InWorld Art Therapy

Ginger PooleI was recently introduced to colleague Ginger Poole, a User Experience specialist and Information Architect who is completing a Masters in virtual art therapy.

“I feel that with ten million girls shopping for Barbie in 3D and two million Webkins in 3D worlds, the next generation sees 3D worlds the way teens now see Text Message and YouTube. It will be expected that everything will be virtual world from shopping to researching. Art therapy has a great opportunity to be of help to a generation in the media they are accustomed to, we just have to figure out how it works and how kids are relating to it. It’s time to start researching what works and what doesn’t’ work now.”

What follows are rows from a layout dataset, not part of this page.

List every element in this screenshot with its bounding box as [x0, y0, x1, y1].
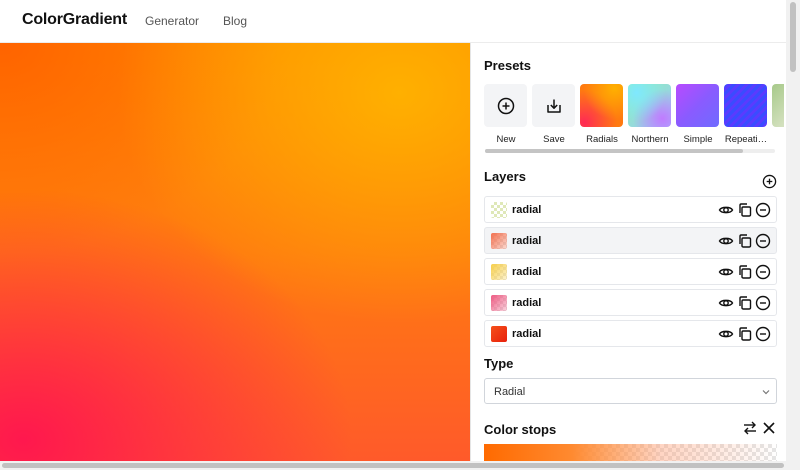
- presets-scrollbar-thumb[interactable]: [485, 149, 743, 153]
- remove-icon[interactable]: [755, 233, 771, 249]
- layer-row[interactable]: radial: [484, 258, 777, 285]
- vertical-scrollbar[interactable]: [786, 0, 800, 461]
- preset-simple-thumb[interactable]: [676, 84, 719, 127]
- preset-label: Repeati…: [724, 134, 768, 145]
- preset-northern-thumb[interactable]: [628, 84, 671, 127]
- download-tray-icon: [546, 99, 561, 113]
- preset-repeating[interactable]: Repeati…: [724, 84, 768, 145]
- preset-partial-thumb[interactable]: [772, 84, 784, 127]
- horizontal-scrollbar[interactable]: [0, 461, 800, 470]
- preset-label: New: [496, 134, 516, 145]
- preset-label: Northern: [631, 134, 669, 145]
- swap-arrows-icon[interactable]: [742, 420, 758, 436]
- layer-swatch: [491, 295, 507, 311]
- presets-title: Presets: [484, 58, 531, 73]
- preset-new-thumb[interactable]: [484, 84, 527, 127]
- preset-partial[interactable]: P: [772, 84, 784, 145]
- copy-icon[interactable]: [737, 295, 753, 311]
- layer-swatch: [491, 264, 507, 280]
- eye-icon[interactable]: [718, 295, 734, 311]
- eye-icon[interactable]: [718, 233, 734, 249]
- preset-radials-thumb[interactable]: [580, 84, 623, 127]
- type-select-value: Radial: [494, 386, 526, 398]
- preset-new[interactable]: New: [484, 84, 528, 145]
- type-select[interactable]: Radial: [484, 378, 777, 404]
- type-title: Type: [484, 356, 514, 371]
- remove-icon[interactable]: [755, 202, 771, 218]
- preset-save[interactable]: Save: [532, 84, 576, 145]
- nav-generator[interactable]: Generator: [145, 14, 199, 28]
- gradient-preview: [0, 43, 470, 461]
- preset-save-thumb[interactable]: [532, 84, 575, 127]
- layer-name: radial: [512, 328, 542, 340]
- remove-icon[interactable]: [755, 295, 771, 311]
- eye-icon[interactable]: [718, 202, 734, 218]
- eye-icon[interactable]: [718, 326, 734, 342]
- horizontal-scrollbar-thumb[interactable]: [2, 463, 784, 468]
- preset-label: Save: [543, 134, 565, 145]
- preset-label: Simple: [683, 134, 713, 145]
- layer-name: radial: [512, 204, 542, 216]
- chevron-down-icon: [762, 390, 770, 395]
- preset-simple[interactable]: Simple: [676, 84, 720, 145]
- layer-name: radial: [512, 266, 542, 278]
- presets-scrollbar[interactable]: [485, 149, 775, 153]
- layers-title: Layers: [484, 169, 526, 184]
- add-layer-icon[interactable]: [762, 174, 777, 189]
- preset-repeating-thumb[interactable]: [724, 84, 767, 127]
- layer-name: radial: [512, 297, 542, 309]
- logo[interactable]: ColorGradient: [22, 11, 127, 29]
- color-stops-title: Color stops: [484, 422, 557, 437]
- nav-blog[interactable]: Blog: [223, 14, 247, 28]
- copy-icon[interactable]: [737, 264, 753, 280]
- preset-radials[interactable]: Radials: [580, 84, 624, 145]
- close-icon[interactable]: [761, 420, 777, 436]
- layer-row[interactable]: radial: [484, 196, 777, 223]
- remove-icon[interactable]: [755, 326, 771, 342]
- copy-icon[interactable]: [737, 202, 753, 218]
- preset-label: P: [772, 134, 784, 145]
- top-header: ColorGradient Generator Blog: [0, 0, 800, 43]
- layer-swatch: [491, 202, 507, 218]
- copy-icon[interactable]: [737, 233, 753, 249]
- color-stops-bar[interactable]: [484, 444, 777, 461]
- layer-name: radial: [512, 235, 542, 247]
- copy-icon[interactable]: [737, 326, 753, 342]
- plus-circle-icon: [497, 97, 514, 114]
- settings-panel: Presets New Save Radials Northern Simple…: [470, 43, 786, 461]
- preset-northern[interactable]: Northern: [628, 84, 672, 145]
- layer-row[interactable]: radial: [484, 289, 777, 316]
- layer-row[interactable]: radial: [484, 227, 777, 254]
- preset-label: Radials: [586, 134, 618, 145]
- layer-row[interactable]: radial: [484, 320, 777, 347]
- vertical-scrollbar-thumb[interactable]: [790, 2, 796, 72]
- remove-icon[interactable]: [755, 264, 771, 280]
- presets-row: New Save Radials Northern Simple Repeati…: [484, 84, 784, 152]
- layer-swatch: [491, 233, 507, 249]
- eye-icon[interactable]: [718, 264, 734, 280]
- layer-swatch: [491, 326, 507, 342]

Ginger studied fine arts and worked in graphic design for ten years before moving into web development. “It was an exciting time to be involved with technology and I put down my personal art.” Five years later, during a personal crisis, she picked up her camera and started to take photos of children and discovered other forms of art could give her the same therapeutic benefits. So she made the decision to study art therapy, “I decided I wanted to help others find that comfort and healing too.”

” Group virtual world art therapy (InWorld Art Therapy) is entirely new. I have found only one person working in this medium so I would love to hear from anybody who might be interested or already trying this out. I will be doing the first research in September..”

” My target audience is high school students that refuse to come to a group therapy session or are more open to electronic means of communication than verbal.

Ginger expects students to:

  • be more willing to reveal more when “hidden” behind an avatar
  • practice social skills like assertiveness, honesty, empathy as practice for face to face encounters
  • feel a sense of community and relationship (compared to being online alone)
  • express themselves through 3D art which may more familiar to them

Although not intended to be a substitute for in-person art therapy, it provides an alternative for youth who don’t like the idea of participating in traditional art therapy. “Also, safety is of utmost concern. InWorld Art Therapy can only be conducted if you know the person’s real name, location and cell phone number and of course if the person is a minor, with parental consent.”

If you know of anybody else working in this field, please leave a comment. What do you think about using virtual worlds for therapy?

3 thoughts on “InWorld Art Therapy

  1. Peter

    Hello,

    There are several people working on this concept including myself.

    I developed a model for thinkng of art in a cognitive science model to inform process and therapy. I did a research study on consumer preferences of an interactive art therapy website in my undergrad.

    The Center for Arts in Health Research and Education at the University of Floriday has an intranet with gallery and chat for children in their cancer unit.

    Cathy Malchiodi wrote a book on virtual art therapy in the last fifteen years.

    Most of this I did not know either until I had spent time thinking I was alone, and I found it while searching.

    Kate Collie, http://www.katecollie.com, did a usability study on online group art therapy while a doctoral student at the University of British Columbia.

    I have been working to get an art therapy interactive system and social networking site up, and have been encouraged to produce a newer presentation of my models and research to propose, as a lack of funding makes it difficult when one works in mental health. Which I do.

    The NIH has grants for technology transfer from small businesses who want to research efficacy of new technologies in joint effort with institutions.

    There are media labs around the world concretizing empathic, sensititive computer programs, and developing wearable computers and facial recognition programs for the virtual world.

    Be in touch.
    Peter

  2. Lindsay

    HI,

    I am in the UK and work as an online counsellor for yp using chat rooms. I am an integrative therapist that uses play and creative techniques in my practice and I am just starting a piece of research on the use of fantasy online games in therapy with children and young people, bases along the lines of the use of play therapy.

    Also thanks to Peter – I shall look up the auther he mentioned!

    Its nice to know that there are other people out there also looking into this kind of work.